Le champ des médias n’apparaît donc plus comme un bloc menaçant qui aliène la pensée et les pratiques de ceux qui y sont exposés, mais bien plutôt comme une véritable arène au sein de laquelle s’exercent à la fois des effets hégémoniques de pouvoir et leur contestation. Ainsi, pour Eric Macé, si ce sont bien ceux qui détiennent le pouvoir dans les classes sociales dominantes qui président à « l’encodage sémiologique des contenus médiatiques », l’interprétation en réception de ces contenus va différer selon le niveau social et culturel des spectateurs. Cette interprétation passe par des « décodages conformes  idéologiquement » à l’encodage réalisé par la classe dirigeante, jusqu’à des « décodages oppositionnels » qui viennent contredire et refuser l’hégémonie culturelle mise en place par les programmations médiatiques des détenteurs du pouvoir de classe.

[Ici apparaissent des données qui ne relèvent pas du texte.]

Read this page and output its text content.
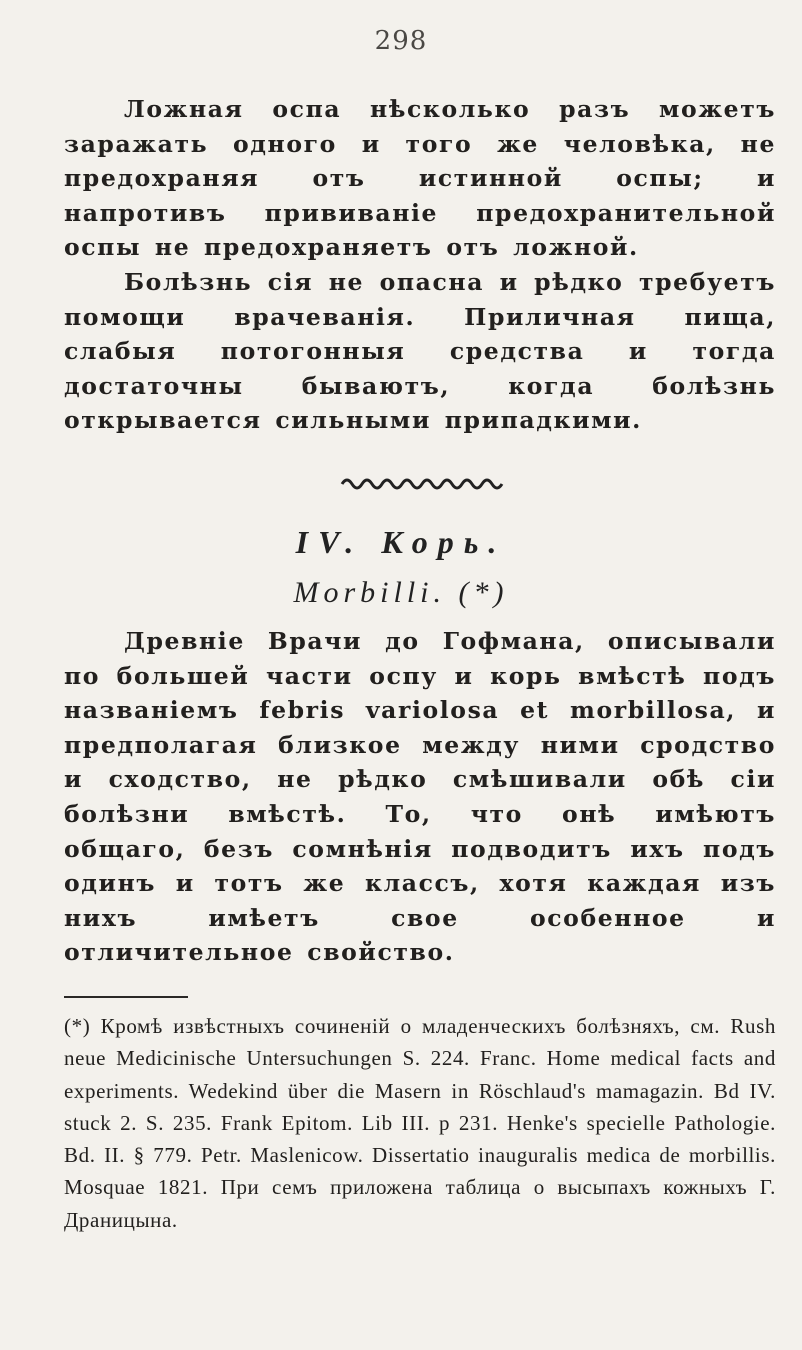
298

Ложная оспа нѣсколько разъ можетъ заражать одного и того же человѣка, не предохраняя отъ истинной оспы; и напротивъ прививанie предохранительной оспы не предохраняетъ отъ ложной.

Болѣзнь сія не опасна и рѣдко требуетъ помощи врачеванія. Приличная пища, слабыя потогонныя средства и тогда достаточны бываютъ, когда болѣзнь открывается сильными припадкими.

IV. Корь.
Morbilli. (*)

Древніе Врачи до Гофмана, описывали по большей части оспу и корь вмѣстѣ подъ названіемъ febris variolosa et morbillosa, и предполагая близкое между ними сродство и сходство, не рѣдко смѣшивали обѣ сіи болѣзни вмѣстѣ. То, что онѣ имѣютъ общаго, безъ сомнѣнія подводитъ ихъ подъ одинъ и тотъ же классъ, хотя каждая изъ нихъ имѣетъ свое особенное и отличительное свойство.

(*) Кромѣ извѣстныхъ сочиненій о младенческихъ болѣзняхъ, см. Rush neue Medicinische Untersuchungen S. 224. Franc. Home medical facts and experiments. Wedekind über die Masern in Röschlaud's mamagazin. Bd IV. stuck 2. S. 235. Frank Epitom. Lib III. p 231. Henke's specielle Pathologie. Bd. II. § 779. Petr. Maslenicow. Dissertatio inauguralis medica de morbillis. Mosquae 1821. При семъ приложена таблица о высыпахъ кожныхъ Г. Драницына.
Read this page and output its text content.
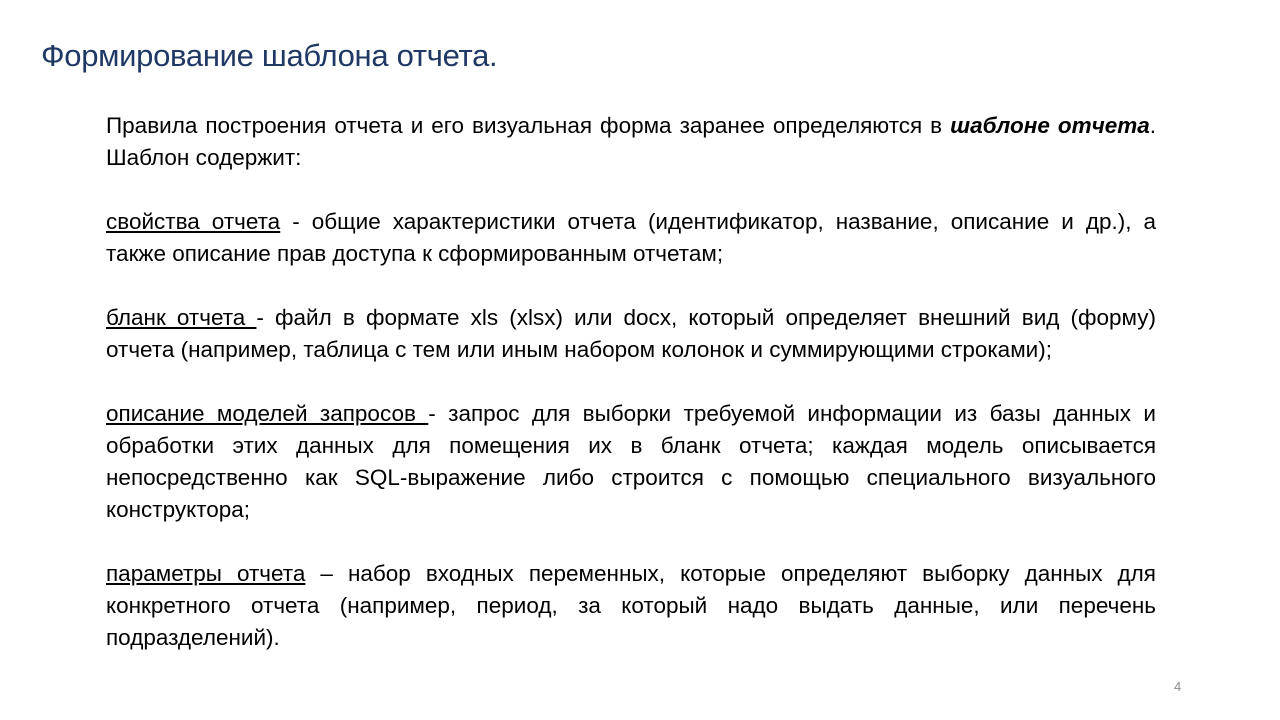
Формирование шаблона отчета.

Правила построения отчета и его визуальная форма заранее определяются в шаблоне отчета. Шаблон содержит:

свойства отчета - общие характеристики отчета (идентификатор, название, описание и др.), а также описание прав доступа к сформированным отчетам;

бланк отчета - файл в формате xls (xlsx) или docx, который определяет внешний вид (форму) отчета (например, таблица с тем или иным набором колонок и суммирующими строками);

описание моделей запросов - запрос для выборки требуемой информации из базы данных и обработки этих данных для помещения их в бланк отчета; каждая модель описывается непосредственно как SQL-выражение либо строится с помощью специального визуального конструктора;

параметры отчета – набор входных переменных, которые определяют выборку данных для конкретного отчета (например, период, за который надо выдать данные, или перечень подразделений).

4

Les individus utilisent ainsi leur expérience de spectateur pour définir leur relation au monde, à la société, mais pas uniquement cette expérience, qui fait partie des nombreuses relations qu’ils tissent, qu’ils n’arrêtent jamais de tisser avec leur environnement. À partir des conclusions de Hoggart, Hall, et de l’ensemble des chercheurs qui ont participé au développement des cultural studies en Europe, nous sommes donc en mesure de placer notre étude dans le champ des médiacultures selon l’expression définie par Eric Macé : « média à la fois comme industries culturelles et comme médiation, cultures comme rapport anthropologique au monde à travers des objets de l’esthétique relationnelle spécifique »25. Nous nous intéressons donc à la façon dont les mouvements culturels, comme les contre-mouvements culturels fabriquent la réalité sociale à partir de cette forme particulière de médiation qu’est la médiation médiatique (Macé, 2006, p.135).

Notre travail consiste donc à mettre en lumière les mouvements culturels à l’œuvre dans notre société démocratique occidentale, et en particulier, dans le cadre de la science politique, à analyser la manière dont la réalité médiatique redéfinit véritablement les contours de la réalité politique. Cela revient à penser comment certains détenteurs du pouvoir usent du media télévision pour maintenir en l’état une photographie du monde qui leur est favorable, une défiance, un désintérêt croissant des citoyens pour le politique qui éloigne les individus de la figure classique d’un citoyen participatif, à l’écoute de l’intérêt général. Cela nous pousse aussi de surcroît, à nous demander comment certains consommateurs de télévision sont susceptibles de refuser cette vision de la réalité politique, de s’opposer à une lecture « spectaculaire » de leur environnement politique qui les coupe a fortiori également d’une certaine réalité historique.

Il convient donc de nous pencher maintenant sur l’état des liens qui unissent la réalité politique et la réalité médiatique. Nous verrons d’abord comment la télévision s’empare aujourd’hui de la réalité politique, ce qui consiste à définir plus précisément la crise de légitimité que traverse la politique dans nos sociétés démocratiques modernes et, ensuite, à réfléchir sur la fonction grandissante de socialisation politique de la télévision, susceptible de se substituer dans certains cas à l’institution politique elle-même pour former l’opinion de ceux qui la regardent, notamment en période électorale.

Notes
25.

Par « objets de l’esthétique relationnelle spécifique », Eric Macé parle des objets culturels spécifiques produits par les industries culturelles.